Kester Lovelace, comédien anglophone, et vice-président de l’association, a accepté de répondre à nos questions, et de nous permettre, pendant un instant, de découvrir l’activité de la voix enregistrée. Nous le remercions chaleureusement pour sa disponibilité et ses explications claires.
Matthieu Palmieri : Pour débuter, puisque tu interviens pour parler de l’association, il serait donc intéressant que tu puisses dire quelques mots sur toi. Une présentation du comédien donc, mais également de ton rôle dans l’association.
Kester Lovelace : « J’ai rejoint l’association LesVoix.fr il y a sept ans, je me suis impliqué au cours des années et je suis actuellement vice-président.

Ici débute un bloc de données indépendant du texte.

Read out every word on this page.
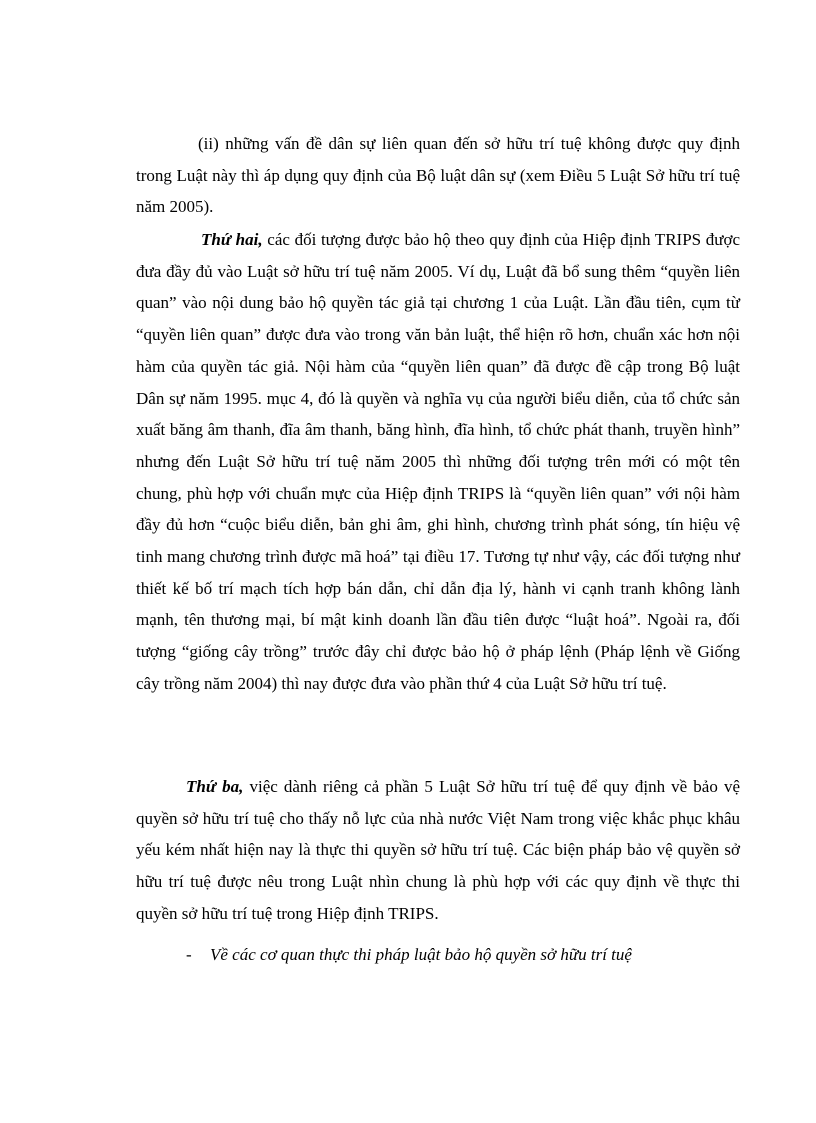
(ii) những vấn đề dân sự liên quan đến sở hữu trí tuệ không được quy định trong Luật này thì áp dụng quy định của Bộ luật dân sự (xem Điều 5 Luật Sở hữu trí tuệ năm 2005).

Thứ hai, các đối tượng được bảo hộ theo quy định của Hiệp định TRIPS được đưa đầy đủ vào Luật sở hữu trí tuệ năm 2005. Ví dụ, Luật đã bổ sung thêm “quyền liên quan” vào nội dung bảo hộ quyền tác giả tại chương 1 của Luật. Lần đầu tiên, cụm từ “quyền liên quan” được đưa vào trong văn bản luật, thể hiện rõ hơn, chuẩn xác hơn nội hàm của quyền tác giả. Nội hàm của “quyền liên quan” đã được đề cập trong Bộ luật Dân sự năm 1995. mục 4, đó là quyền và nghĩa vụ của người biểu diễn, của tổ chức sản xuất băng âm thanh, đĩa âm thanh, băng hình, đĩa hình, tổ chức phát thanh, truyền hình” nhưng đến Luật Sở hữu trí tuệ năm 2005 thì những đối tượng trên mới có một tên chung, phù hợp với chuẩn mực của Hiệp định TRIPS là “quyền liên quan” với nội hàm đầy đủ hơn “cuộc biểu diễn, bản ghi âm, ghi hình, chương trình phát sóng, tín hiệu vệ tinh mang chương trình được mã hoá” tại điều 17. Tương tự như vậy, các đối tượng như thiết kế bố trí mạch tích hợp bán dẫn, chỉ dẫn địa lý, hành vi cạnh tranh không lành mạnh, tên thương mại, bí mật kinh doanh lần đầu tiên được “luật hoá”. Ngoài ra, đối tượng “giống cây trồng” trước đây chỉ được bảo hộ ở pháp lệnh (Pháp lệnh về Giống cây trồng năm 2004) thì nay được đưa vào phần thứ 4 của Luật Sở hữu trí tuệ.

Thứ ba, việc dành riêng cả phần 5 Luật Sở hữu trí tuệ để quy định về bảo vệ quyền sở hữu trí tuệ cho thấy nỗ lực của nhà nước Việt Nam trong việc khắc phục khâu yếu kém nhất hiện nay là thực thi quyền sở hữu trí tuệ. Các biện pháp bảo vệ quyền sở hữu trí tuệ được nêu trong Luật nhìn chung là phù hợp với các quy định về thực thi quyền sở hữu trí tuệ trong Hiệp định TRIPS.

- Về các cơ quan thực thi pháp luật bảo hộ quyền sở hữu trí tuệ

Je m’occupe également des comédiens anglophones au sein de l’association, mais nous y reviendrons plus tard.
Professionnellement, je suis comédien depuis 30 ans. La particularité en ce qui me concerne est que j’ai fait toute ma carrière professionnelle en France, bien que je sois un comédien anglophone. J’ai une formation initiale de théâtre et d’enseignement. J’ai commencé mon métier en 1989 en rejoignant une troupe du théâtre anglais en milieu scolaire avec laquelle je suis resté 10 ans. Puis, j’ai créé ma propre troupe pour pouvoir continuer et élargir l’offre dans ce secteur.
Au cours de cette carrière de comédien de théâtre, j’ai pu faire mes premiers pas en studio en tant qu’artiste voix. En particulier pour des séances pédagogiques, c’est-à-dire des enregistrements de dialogues pour les manuels scolaires. Cela m’a permis de connaitre et d’être connu par d’autres studios, et donc de contacter un des agents artistique spécialisé dans la voix enregistrée.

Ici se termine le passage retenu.